In a press briefing, the then justice secretary, Jose W. Diokno, and Col. Jose Lukban, the then director of the NBI, told us for the first time, after their examination of the inventories of the seized documents, of the existence of a “blue book” that contained a five-by-seven ledger showing monies paid to a number of officials in both the then Liberal-Party-led administration and the previous Nacionalista-Party-led administration.
It was the beginning of the serial disclosure by Diokno and Lukban of the politically explosive contents of the documents they were sitting on. Stonehill and Brooks were held incommunicado in the NBI for three days over the weekend, without bail. We reporters were not allowed to interview the captives, thus enabling the government to control the flow of material derogatory to Stonehill in a grossly one-sided trial by publicity aimed at managing public opinion. It was not until two weeks after the raids that the deportation board began a public trial on the charges.
Among the documents seized were assessments by the Bureau of Internal Revenue, which estimated a tax deficiency of P113.5 million for 1959 and 1960 by the US Tobacco Corp., a Stonehill firm. The government planned to use these assessments as evidence to back its charges. Before the government could present its case, the hearings at the deportation board were suspended in the last week of March 1962, after the Supreme Court slapped a temporary injunction on the use of the documents in the trial, ruling that these had been illegally obtained. Stonehill’s lawyer said the agents had even busted the safe of US Tobacco Corp. They could not wait for the man in charge of the safe’s lock combination. Worse, they found nothing inside the safe.
Receipts for the seized papers were as generally worded as the search warrants. Nobody knew what papers or things were carted away. The receipts merely stated: “batch of folders” or “a wooden cabinet with 77 folders,” etc. The law requires a specific inventory.
“The point is, how do we know that no documents from other sources were made to appear as among Mr. Stonehill’s papers? Mr. Stonehill has many enemies, particularly influential Chinese competitors.” (This pleading was reproduced in Lewis E. Gleeck Jr.’s book based on classified diplomatic material obtained through the US Freedom of Information Act.)
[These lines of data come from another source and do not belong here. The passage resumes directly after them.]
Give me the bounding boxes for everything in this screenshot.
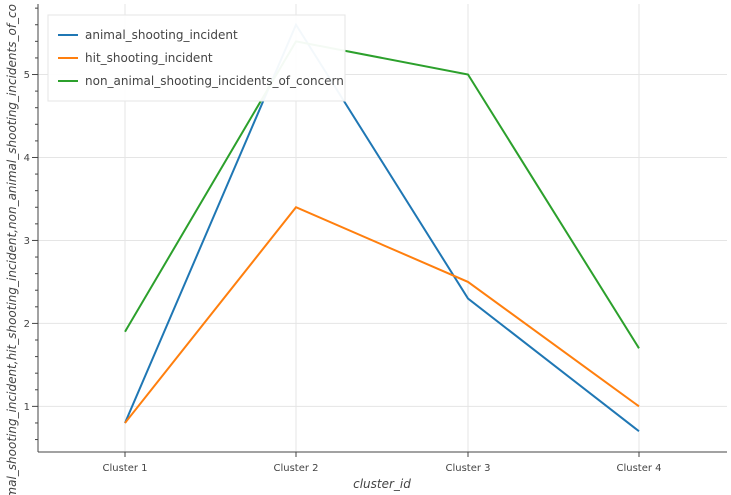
x-tick-label: Cluster 3: [445, 463, 490, 474]
series-lines: [124, 22, 640, 433]
series-line-animal-shooting-incident: [124, 22, 640, 433]
series-line-hit-shooting-incident: [124, 206, 640, 424]
series-line-non-animal-shooting-incidents-of-concern: [124, 40, 640, 349]
x-tick-label: Cluster 1: [102, 463, 147, 474]
x-tick-label: Cluster 2: [273, 463, 318, 474]
legend-label: animal_shooting_incident: [85, 28, 238, 42]
y-tick-label: 1: [24, 402, 30, 413]
legend-label: hit_shooting_incident: [85, 51, 213, 65]
x-axis-label: cluster_id: [353, 477, 411, 491]
y-tick-label: 3: [24, 236, 30, 247]
legend-label: non_animal_shooting_incidents_of_concern: [85, 74, 344, 88]
legend: animal_shooting_incident hit_shooting_inc…: [47, 14, 346, 102]
y-axis-label: animal_shooting_incident,hit_shooting_in…: [5, 4, 19, 495]
y-tick-label: 4: [24, 153, 30, 164]
axes: [37, 4, 727, 453]
legend-box: [47, 14, 346, 102]
ticks: Cluster 1 Cluster 2 Cluster 3 Cluster 4 1 2 3 4…: [24, 7, 662, 474]
x-tick-label: Cluster 4: [616, 463, 661, 474]
y-tick-label: 2: [24, 319, 30, 330]
y-tick-label: 5: [24, 70, 30, 81]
The trial did not resume until July 30, 1962—four months after the raids. In the interval, the case generated various ramifications that suspended the public disclosure of the documents filed with the deportation board. The more the documents were suppressed, the more public pressure increased, demanding the release of Stonehill’s “secret payroll” listed in his blue book.
Neither Diokno nor Lukban nor then President Diosdado Macapagal had the faintest premonition that they were sitting on a political powder keg that would devastate the credibility of Macapagal’s New Era administration beyond repair. In May 1962, or just two months after the raids, Macapagal sacked Diokno from his Cabinet.